Having satisfied their thirst, the party resumed their saddles and rode on. At the very next bend in the road they met half a dozen Arabs, who demanded backsheesh in a surly tone, and laid their hands menacingly on the long guns they were carrying. No attention was paid to their wishes, and in a few minutes they were left out of sight.
They passed the branch of the road that leads to Shiloh; the boys were desirous of visiting the place, but the Doctor told them they could not well spare the time, and besides there was very little to be seen. "There is a heap of ruins," said he, "and the hills in the neighborhood are such masses of broken rocks that it is not easy to move about among them. Travellers frequently miss their way among the rocks, and besides you would be liable to a good deal of annoyance from the natives. They are insolent in their demands for backsheesh, and flourish knives and guns in a very disagreeable way. If you show the least desire to conciliate them they increase their rudeness, and sometimes they resort to actual violence. So we won't go to Shiloh."
BEASTS OF BURDEN.
Ascending and descending from valley to ridge, and from ridge to valley, passing among terraces and through little orchards of fig and olive trees, winding among fields which are planted with corn in summer, looking now and then on flocks of goats carefully tended by their keepers as they fed on the hill-sides, meeting or passing little groups of natives, who eyed them longingly or suspiciously, and were suspiciously eyed in return, the party continued on its way. Frank and Fred thought it was not a good sign that all the men they met were armed, some with guns, some with pistols or knives, and many with all three weapons together. They asked the Doctor about it, and he thus explained the matter:
"I think I have told you before about the existence of blood-feuds not only in this country but in various parts of the world. We have them in America among our native Indian races; they exist in France and Italy, especially in the latter, where they are known as 'the vendetta.'"

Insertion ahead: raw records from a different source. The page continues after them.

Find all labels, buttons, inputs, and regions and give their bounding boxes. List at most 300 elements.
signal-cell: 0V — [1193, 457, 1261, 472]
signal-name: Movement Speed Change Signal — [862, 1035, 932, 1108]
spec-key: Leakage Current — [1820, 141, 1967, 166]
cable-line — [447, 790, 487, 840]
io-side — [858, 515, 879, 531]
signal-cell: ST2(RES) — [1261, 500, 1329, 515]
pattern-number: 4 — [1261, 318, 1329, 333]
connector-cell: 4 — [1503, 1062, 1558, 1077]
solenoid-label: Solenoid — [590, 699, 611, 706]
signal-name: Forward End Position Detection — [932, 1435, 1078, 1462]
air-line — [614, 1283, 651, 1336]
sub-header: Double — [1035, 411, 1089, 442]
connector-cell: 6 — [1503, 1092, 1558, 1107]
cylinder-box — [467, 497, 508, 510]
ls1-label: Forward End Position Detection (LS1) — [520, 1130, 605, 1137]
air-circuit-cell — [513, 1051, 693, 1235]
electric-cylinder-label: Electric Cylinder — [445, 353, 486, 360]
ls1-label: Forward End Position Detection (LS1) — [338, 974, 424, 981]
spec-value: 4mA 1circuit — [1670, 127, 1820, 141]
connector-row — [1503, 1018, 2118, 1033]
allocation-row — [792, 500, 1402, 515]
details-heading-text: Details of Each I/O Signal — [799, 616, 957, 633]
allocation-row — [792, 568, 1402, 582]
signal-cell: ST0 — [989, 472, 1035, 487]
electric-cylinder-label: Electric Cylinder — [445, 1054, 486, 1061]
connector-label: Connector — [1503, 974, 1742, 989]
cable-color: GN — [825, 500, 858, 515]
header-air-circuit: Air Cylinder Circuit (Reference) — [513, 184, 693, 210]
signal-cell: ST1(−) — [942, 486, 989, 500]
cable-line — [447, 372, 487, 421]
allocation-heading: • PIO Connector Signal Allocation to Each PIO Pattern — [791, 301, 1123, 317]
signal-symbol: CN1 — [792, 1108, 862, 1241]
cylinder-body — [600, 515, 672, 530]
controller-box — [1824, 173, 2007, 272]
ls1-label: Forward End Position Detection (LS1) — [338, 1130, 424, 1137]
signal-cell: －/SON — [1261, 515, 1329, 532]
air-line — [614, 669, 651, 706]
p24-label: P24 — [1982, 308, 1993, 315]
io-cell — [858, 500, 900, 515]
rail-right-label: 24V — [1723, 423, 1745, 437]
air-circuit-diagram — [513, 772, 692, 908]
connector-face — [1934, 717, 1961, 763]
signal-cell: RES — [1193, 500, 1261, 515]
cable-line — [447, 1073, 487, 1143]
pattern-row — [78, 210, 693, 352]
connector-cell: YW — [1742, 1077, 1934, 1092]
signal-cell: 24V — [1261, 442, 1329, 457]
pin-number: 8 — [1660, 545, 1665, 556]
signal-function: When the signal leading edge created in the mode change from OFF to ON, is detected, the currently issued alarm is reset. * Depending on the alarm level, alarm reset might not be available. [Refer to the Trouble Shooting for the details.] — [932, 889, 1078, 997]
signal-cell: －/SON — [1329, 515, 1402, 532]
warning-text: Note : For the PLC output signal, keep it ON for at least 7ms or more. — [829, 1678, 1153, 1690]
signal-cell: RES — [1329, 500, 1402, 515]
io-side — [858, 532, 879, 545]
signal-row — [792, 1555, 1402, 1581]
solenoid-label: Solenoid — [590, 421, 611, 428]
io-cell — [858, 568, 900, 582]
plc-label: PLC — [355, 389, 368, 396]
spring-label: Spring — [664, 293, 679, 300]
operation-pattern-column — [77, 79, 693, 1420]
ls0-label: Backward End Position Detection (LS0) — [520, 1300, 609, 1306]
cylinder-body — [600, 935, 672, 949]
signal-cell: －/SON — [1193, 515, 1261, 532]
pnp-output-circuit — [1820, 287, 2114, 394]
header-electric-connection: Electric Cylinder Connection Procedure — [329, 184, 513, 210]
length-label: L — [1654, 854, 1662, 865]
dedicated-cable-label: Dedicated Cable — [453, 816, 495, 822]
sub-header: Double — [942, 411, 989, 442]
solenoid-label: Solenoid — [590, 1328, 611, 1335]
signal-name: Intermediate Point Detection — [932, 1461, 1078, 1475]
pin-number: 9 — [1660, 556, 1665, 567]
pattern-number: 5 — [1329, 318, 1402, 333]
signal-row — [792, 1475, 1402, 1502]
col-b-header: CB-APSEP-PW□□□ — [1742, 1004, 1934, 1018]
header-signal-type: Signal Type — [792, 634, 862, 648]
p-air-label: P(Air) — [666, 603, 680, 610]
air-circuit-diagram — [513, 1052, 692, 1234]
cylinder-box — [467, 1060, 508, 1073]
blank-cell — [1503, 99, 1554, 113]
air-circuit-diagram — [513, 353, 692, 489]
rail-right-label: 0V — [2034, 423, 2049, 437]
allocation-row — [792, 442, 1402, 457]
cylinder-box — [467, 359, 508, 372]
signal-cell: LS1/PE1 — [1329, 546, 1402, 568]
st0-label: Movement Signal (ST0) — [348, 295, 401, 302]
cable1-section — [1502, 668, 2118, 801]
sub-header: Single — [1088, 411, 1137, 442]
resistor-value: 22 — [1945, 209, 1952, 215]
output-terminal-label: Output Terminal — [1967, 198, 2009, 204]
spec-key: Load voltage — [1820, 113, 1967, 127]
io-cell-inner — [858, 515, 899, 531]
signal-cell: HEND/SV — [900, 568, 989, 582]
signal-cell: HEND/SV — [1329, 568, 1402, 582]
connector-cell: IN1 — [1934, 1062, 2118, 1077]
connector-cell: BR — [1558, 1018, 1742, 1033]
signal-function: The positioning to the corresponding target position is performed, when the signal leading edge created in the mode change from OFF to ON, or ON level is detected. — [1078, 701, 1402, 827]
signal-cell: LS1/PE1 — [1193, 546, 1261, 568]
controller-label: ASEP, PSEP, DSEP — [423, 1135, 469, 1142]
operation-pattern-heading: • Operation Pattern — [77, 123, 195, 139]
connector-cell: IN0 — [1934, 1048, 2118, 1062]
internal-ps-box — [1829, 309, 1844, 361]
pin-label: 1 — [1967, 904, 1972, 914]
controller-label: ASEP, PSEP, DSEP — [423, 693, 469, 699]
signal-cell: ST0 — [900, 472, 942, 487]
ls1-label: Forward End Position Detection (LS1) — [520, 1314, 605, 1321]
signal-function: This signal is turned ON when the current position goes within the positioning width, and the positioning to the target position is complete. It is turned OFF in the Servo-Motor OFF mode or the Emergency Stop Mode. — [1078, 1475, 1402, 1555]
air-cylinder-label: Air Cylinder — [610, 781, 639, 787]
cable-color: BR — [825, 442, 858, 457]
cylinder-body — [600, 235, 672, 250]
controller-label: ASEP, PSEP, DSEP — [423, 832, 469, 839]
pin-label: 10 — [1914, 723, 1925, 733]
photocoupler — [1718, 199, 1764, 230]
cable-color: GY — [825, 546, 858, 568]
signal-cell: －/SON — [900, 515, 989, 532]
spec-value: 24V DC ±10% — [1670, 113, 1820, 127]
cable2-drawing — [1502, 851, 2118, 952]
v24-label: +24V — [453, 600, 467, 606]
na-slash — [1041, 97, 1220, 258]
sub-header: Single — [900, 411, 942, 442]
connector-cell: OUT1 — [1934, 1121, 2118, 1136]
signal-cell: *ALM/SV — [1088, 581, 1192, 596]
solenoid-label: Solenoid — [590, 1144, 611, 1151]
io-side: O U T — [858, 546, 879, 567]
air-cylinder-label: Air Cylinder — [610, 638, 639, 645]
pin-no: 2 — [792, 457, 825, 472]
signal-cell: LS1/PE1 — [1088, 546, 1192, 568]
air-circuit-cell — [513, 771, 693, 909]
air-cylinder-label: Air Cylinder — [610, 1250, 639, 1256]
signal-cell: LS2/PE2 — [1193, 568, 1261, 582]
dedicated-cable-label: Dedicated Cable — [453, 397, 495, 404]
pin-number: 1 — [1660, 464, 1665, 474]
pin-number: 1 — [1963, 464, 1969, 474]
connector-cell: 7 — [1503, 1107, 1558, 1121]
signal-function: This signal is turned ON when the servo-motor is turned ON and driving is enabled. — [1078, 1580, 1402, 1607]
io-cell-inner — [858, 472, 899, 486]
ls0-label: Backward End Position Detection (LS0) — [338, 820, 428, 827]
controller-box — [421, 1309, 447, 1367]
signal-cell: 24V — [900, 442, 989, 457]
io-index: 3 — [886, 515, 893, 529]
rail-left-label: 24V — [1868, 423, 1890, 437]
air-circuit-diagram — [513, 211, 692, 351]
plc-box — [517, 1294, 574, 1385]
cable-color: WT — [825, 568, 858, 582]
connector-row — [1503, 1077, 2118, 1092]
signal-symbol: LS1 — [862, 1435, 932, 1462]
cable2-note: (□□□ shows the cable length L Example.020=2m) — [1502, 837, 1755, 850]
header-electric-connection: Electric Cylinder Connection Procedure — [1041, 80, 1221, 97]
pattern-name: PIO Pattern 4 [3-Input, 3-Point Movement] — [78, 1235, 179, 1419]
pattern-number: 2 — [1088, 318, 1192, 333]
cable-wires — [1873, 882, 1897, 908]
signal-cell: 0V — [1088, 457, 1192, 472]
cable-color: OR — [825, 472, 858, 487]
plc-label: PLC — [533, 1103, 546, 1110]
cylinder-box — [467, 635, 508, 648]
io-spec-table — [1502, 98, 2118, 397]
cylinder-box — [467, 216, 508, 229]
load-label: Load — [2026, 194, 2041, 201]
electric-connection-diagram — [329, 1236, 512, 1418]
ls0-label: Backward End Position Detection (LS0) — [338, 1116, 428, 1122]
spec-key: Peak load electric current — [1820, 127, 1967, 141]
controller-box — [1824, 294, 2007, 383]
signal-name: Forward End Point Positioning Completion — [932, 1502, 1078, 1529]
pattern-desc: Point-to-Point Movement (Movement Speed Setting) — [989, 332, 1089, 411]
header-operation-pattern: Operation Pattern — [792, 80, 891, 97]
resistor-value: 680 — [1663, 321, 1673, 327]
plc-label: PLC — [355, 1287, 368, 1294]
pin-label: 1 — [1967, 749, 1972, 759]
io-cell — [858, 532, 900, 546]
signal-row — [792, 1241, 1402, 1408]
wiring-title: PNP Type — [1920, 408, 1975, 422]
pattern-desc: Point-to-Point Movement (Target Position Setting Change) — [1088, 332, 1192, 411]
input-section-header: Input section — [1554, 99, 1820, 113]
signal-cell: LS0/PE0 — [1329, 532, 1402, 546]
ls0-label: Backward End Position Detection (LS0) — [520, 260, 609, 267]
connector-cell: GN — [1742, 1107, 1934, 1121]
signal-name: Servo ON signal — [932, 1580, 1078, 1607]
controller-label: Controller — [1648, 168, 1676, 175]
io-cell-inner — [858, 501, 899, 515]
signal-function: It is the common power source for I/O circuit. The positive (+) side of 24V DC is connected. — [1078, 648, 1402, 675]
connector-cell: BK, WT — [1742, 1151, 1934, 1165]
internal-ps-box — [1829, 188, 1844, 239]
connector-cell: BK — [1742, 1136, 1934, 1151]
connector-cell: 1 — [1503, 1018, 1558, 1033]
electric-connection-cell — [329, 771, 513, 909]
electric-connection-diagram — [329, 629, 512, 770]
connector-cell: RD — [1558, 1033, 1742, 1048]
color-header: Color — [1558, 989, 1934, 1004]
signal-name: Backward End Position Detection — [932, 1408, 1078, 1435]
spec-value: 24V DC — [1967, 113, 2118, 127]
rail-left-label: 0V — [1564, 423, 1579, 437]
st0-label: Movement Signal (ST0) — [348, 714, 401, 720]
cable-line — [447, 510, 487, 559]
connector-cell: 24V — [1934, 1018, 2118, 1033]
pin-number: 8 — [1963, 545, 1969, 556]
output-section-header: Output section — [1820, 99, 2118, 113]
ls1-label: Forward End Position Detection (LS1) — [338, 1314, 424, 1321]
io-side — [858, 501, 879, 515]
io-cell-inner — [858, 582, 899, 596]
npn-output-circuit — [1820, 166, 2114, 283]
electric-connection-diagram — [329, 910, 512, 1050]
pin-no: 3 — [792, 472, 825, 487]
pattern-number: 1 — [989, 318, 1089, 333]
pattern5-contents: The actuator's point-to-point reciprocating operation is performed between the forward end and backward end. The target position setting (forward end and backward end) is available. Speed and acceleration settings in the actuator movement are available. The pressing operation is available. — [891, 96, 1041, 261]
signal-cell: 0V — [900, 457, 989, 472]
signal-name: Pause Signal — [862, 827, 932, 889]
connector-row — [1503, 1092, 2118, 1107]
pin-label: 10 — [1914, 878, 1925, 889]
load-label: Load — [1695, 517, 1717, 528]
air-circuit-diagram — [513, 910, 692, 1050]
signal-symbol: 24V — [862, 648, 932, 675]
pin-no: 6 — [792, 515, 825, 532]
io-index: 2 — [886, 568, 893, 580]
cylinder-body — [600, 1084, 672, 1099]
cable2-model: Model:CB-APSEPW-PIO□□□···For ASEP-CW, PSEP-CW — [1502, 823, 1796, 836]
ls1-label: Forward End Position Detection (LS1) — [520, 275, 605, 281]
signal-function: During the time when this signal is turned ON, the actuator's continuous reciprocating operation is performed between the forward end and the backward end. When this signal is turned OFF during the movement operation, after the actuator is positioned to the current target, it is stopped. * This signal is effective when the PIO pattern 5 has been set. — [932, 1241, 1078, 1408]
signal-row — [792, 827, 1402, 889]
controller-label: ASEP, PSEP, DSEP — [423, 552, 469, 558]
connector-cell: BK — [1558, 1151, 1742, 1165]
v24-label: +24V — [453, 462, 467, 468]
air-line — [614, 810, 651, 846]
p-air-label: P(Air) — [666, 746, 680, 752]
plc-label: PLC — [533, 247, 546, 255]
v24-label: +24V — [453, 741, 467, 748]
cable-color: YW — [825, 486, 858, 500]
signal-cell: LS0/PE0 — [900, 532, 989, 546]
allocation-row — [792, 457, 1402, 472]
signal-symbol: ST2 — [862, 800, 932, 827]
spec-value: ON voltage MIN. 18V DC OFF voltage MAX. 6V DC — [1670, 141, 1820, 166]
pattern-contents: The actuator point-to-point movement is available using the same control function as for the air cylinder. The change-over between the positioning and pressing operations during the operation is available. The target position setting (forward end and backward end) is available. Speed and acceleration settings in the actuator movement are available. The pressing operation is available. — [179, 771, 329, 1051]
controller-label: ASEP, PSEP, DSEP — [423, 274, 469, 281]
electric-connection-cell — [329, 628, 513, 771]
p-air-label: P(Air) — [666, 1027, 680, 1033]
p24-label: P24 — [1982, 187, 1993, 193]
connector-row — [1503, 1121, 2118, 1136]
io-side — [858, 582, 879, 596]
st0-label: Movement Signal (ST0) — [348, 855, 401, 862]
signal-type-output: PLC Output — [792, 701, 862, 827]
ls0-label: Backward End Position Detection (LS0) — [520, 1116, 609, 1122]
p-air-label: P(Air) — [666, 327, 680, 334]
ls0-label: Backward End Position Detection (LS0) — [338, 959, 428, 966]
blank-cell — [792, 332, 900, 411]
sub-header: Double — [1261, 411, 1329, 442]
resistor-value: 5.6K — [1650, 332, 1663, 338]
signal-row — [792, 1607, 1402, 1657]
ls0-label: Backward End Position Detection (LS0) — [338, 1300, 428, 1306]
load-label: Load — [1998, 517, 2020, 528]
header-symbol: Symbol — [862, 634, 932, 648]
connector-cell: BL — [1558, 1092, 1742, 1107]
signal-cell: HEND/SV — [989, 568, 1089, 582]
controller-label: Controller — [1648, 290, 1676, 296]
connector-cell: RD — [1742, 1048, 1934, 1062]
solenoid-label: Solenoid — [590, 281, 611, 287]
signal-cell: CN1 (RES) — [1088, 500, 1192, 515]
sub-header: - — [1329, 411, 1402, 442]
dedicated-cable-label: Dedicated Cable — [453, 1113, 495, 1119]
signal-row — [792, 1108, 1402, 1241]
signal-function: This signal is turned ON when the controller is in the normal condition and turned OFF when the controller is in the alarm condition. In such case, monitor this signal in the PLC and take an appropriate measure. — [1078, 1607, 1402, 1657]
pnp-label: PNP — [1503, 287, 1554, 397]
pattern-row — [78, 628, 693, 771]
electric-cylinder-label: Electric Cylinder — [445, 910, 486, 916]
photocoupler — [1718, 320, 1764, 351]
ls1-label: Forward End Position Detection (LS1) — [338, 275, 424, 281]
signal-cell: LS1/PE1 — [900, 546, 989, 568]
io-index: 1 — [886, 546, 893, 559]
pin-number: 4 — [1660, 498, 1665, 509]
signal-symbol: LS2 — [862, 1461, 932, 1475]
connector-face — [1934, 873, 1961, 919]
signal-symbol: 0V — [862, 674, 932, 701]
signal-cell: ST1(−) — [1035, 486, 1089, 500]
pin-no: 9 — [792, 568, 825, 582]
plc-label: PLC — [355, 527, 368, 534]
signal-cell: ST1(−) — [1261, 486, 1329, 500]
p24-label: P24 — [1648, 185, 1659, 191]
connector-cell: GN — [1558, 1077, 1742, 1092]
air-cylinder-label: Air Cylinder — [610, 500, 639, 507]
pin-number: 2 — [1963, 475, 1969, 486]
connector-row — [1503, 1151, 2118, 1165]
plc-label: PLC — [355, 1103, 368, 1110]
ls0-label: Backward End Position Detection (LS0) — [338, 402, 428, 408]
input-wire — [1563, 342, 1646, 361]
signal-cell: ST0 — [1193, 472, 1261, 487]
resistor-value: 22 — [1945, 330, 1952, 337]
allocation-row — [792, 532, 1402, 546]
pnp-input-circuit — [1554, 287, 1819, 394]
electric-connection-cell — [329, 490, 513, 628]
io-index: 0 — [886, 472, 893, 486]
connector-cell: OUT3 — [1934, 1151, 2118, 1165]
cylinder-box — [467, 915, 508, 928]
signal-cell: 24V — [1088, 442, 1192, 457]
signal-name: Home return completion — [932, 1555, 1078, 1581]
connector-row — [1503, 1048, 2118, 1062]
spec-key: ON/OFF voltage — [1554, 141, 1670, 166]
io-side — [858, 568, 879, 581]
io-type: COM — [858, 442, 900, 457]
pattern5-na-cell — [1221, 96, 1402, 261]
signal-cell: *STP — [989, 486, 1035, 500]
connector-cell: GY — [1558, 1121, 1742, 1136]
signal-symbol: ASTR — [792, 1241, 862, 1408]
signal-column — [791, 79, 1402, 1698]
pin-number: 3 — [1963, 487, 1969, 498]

"I remember them," said Fred, "but perhaps Frank doesn't know."
"In this part of the Holy Land there are blood-feuds that have lasted hundreds of years. A man of one tribe or family has been killed by a man of another—the losing party proceeds to take revenge by killing a person of the offending one, then the latter takes its revenge, and so the fight goes on. These feuds exist between tribes, villages, or families, and are perpetuated through centuries. Every man goes armed, because he fears to be killed by some avenger of blood, and he is constantly on the lookout both to slay and to prevent being slain."
"Why don't they come to a sensible arrangement among themselves, and put an end to the quarrelling?" one of the boys asked.